En ce qui concerne la décision fixant le pays de destination :
Il résulte de ce qui a été dit au point 7 que M. C… a déclaré lors de son audition par les forces de police du commissariat d’Angoulême, le 20 février 2026, que l’ensemble de sa famille, notamment ses parents ainsi que ses frères et sœurs, demeurait en Algérie. Dans ces conditions, il ne saurait soutenir que la décision du 21 février 2026 fixant le pays à destination duquel il pourra être renvoyé serait illégale au motif que le préfet de la Charente ne pouvait soutenir qu’il n’établit pas être dépourvu d’attaches dans son pays d’origine. Par suite, le moyen doit être écarté.
En ce qui concerne la décision portant refus d’octroyer un délai de départ volontaire :
Aux termes du premier alinéa de l’article L. 612-1 du code de l’entrée et du séjour des étrangers et du droit d’asile : « L’étranger faisant l’objet d’une décision portant obligation de quitter le territoire français dispose d’un délai de départ volontaire de trente jours à compter de la notification de cette décision ». L’article L. 612-2 du même code dispose : « Par dérogation à l’article L. 612-1, l’autorité administrative peut refuser d’accorder un délai de départ volontaire dans les cas suivants : / (…) / 3° Il existe un risque que l’étranger se soustraie à la décision portant obligation de quitter le territoire français dont il fait l’objet ». Selon les dispositions de l’article L. 612-3 de ce code : « Le risque mentionné au 3° de l’article L. 612-2 peut être regardé comme établi, sauf circonstance particulière, dans les cas suivants : / 1° L’étranger, qui ne peut justifier être entré régulièrement sur le territoire français, n’a pas sollicité la délivrance d’un titre de séjour ; / (…) / 4° L’étranger a explicitement déclaré son intention de ne pas se conformer à son obligation de quitter le territoire français ; / (…) ». L’article L. 613-2 du même code énonce : « Les décisions relatives au refus (…) du délai de départ volontaire prévues aux articles L. 612-2 et L. 612-5 (…) sont distinctes de la décision portant obligation de quitter le territoire français. Elles sont motivées ».

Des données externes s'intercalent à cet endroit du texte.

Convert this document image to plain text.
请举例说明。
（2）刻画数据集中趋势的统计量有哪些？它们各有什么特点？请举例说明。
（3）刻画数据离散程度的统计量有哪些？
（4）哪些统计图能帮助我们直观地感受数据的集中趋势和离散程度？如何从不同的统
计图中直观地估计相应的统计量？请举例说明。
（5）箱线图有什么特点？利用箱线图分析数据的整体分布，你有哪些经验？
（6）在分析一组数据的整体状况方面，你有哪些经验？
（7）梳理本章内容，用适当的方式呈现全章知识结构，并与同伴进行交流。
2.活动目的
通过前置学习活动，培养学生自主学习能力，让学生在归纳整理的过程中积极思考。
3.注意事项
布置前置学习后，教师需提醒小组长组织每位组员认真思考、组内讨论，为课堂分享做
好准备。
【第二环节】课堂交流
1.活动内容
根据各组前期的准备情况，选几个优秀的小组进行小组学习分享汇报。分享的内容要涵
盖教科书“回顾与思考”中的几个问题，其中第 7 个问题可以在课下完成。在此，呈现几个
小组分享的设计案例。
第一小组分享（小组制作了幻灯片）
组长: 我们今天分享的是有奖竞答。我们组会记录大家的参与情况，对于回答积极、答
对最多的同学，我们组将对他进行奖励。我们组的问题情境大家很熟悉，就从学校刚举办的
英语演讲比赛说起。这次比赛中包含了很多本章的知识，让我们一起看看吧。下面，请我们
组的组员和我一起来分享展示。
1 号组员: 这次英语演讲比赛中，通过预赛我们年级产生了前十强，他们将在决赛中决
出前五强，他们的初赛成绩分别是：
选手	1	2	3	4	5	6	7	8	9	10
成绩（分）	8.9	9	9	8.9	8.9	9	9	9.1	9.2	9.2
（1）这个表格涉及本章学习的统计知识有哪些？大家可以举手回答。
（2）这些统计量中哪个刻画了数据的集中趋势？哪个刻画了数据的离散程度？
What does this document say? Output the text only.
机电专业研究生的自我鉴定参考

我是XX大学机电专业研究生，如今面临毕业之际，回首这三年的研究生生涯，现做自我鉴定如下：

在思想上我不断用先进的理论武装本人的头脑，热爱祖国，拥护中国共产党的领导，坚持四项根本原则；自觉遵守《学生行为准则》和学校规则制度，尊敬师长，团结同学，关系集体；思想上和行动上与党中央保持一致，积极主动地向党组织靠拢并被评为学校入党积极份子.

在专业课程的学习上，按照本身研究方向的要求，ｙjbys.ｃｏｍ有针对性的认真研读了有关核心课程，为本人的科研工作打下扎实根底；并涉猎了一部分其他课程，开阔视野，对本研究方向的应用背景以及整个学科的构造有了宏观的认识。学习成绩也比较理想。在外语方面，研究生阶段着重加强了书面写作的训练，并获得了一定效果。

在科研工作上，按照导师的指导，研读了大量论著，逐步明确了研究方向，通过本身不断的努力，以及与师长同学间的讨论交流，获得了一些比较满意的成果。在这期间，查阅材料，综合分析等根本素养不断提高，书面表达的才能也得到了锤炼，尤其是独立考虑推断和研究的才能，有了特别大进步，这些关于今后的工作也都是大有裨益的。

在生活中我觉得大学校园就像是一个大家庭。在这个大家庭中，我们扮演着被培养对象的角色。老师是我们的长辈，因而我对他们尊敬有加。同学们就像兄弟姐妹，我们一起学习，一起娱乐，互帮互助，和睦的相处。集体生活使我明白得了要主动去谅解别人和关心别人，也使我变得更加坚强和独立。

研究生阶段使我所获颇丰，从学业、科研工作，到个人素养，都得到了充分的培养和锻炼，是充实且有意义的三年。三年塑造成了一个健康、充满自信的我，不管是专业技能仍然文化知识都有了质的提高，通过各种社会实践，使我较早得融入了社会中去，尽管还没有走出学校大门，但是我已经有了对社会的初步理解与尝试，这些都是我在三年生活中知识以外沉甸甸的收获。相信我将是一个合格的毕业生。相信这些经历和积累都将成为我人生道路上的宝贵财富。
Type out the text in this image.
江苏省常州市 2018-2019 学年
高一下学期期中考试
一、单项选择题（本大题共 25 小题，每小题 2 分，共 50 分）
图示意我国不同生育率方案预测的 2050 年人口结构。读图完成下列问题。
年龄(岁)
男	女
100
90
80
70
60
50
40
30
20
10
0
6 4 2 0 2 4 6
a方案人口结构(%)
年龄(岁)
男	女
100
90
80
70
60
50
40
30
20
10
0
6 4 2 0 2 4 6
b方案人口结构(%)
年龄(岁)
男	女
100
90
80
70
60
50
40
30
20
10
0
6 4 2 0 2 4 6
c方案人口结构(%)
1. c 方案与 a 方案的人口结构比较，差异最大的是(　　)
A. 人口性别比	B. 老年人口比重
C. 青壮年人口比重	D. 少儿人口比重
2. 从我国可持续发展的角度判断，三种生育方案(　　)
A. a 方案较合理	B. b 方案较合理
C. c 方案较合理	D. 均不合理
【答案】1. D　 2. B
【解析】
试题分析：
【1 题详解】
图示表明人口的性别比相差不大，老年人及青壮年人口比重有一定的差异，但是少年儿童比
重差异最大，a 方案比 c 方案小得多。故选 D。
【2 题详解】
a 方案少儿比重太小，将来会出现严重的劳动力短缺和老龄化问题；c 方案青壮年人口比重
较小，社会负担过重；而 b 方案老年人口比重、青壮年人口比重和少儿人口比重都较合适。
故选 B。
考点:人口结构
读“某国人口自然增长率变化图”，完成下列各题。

En premier lieu, la décision en litige cite l’ensemble des textes dont elle fait application pour refuser à M. C… le bénéfice d’un délai de départ volontaire, à savoir les dispositions des articles L. 612-1 à L. 612-3 et L. 613-1 à L. 613-5 du code de l’entrée et du séjour des étrangers et du droit d’asile, avant de constater qu’il ne justifie pas s’être maintenu régulièrement sur le territoire français et n’apporte pas la preuve d’avoir sollicité la délivrance d’un titre de séjour, conformément aux dispositions de l’article L. 613-2 de ce code. Par suite, le moyen tiré de l’insuffisance de motivation de cette décision doit être écarté comme manquant en fait.
En deuxième lieu, il résulte de ce qui a été dit aux points 4, 6 et 7 que M. C… n’est pas fondé à demander l’annulation de la décision du 21 février 2026 par laquelle le préfet de la Charente l’a obligé à quitter le territoire français. Dès lors, il ne saurait exciper de l’illégalité de cette dernière décision au soutien des conclusions dirigées contre la décision du même jour refusant de lui octroyer un délai de départ volontaire. Par suite, les conclusions à fin d’annulation de cette décision doivent être rejetées.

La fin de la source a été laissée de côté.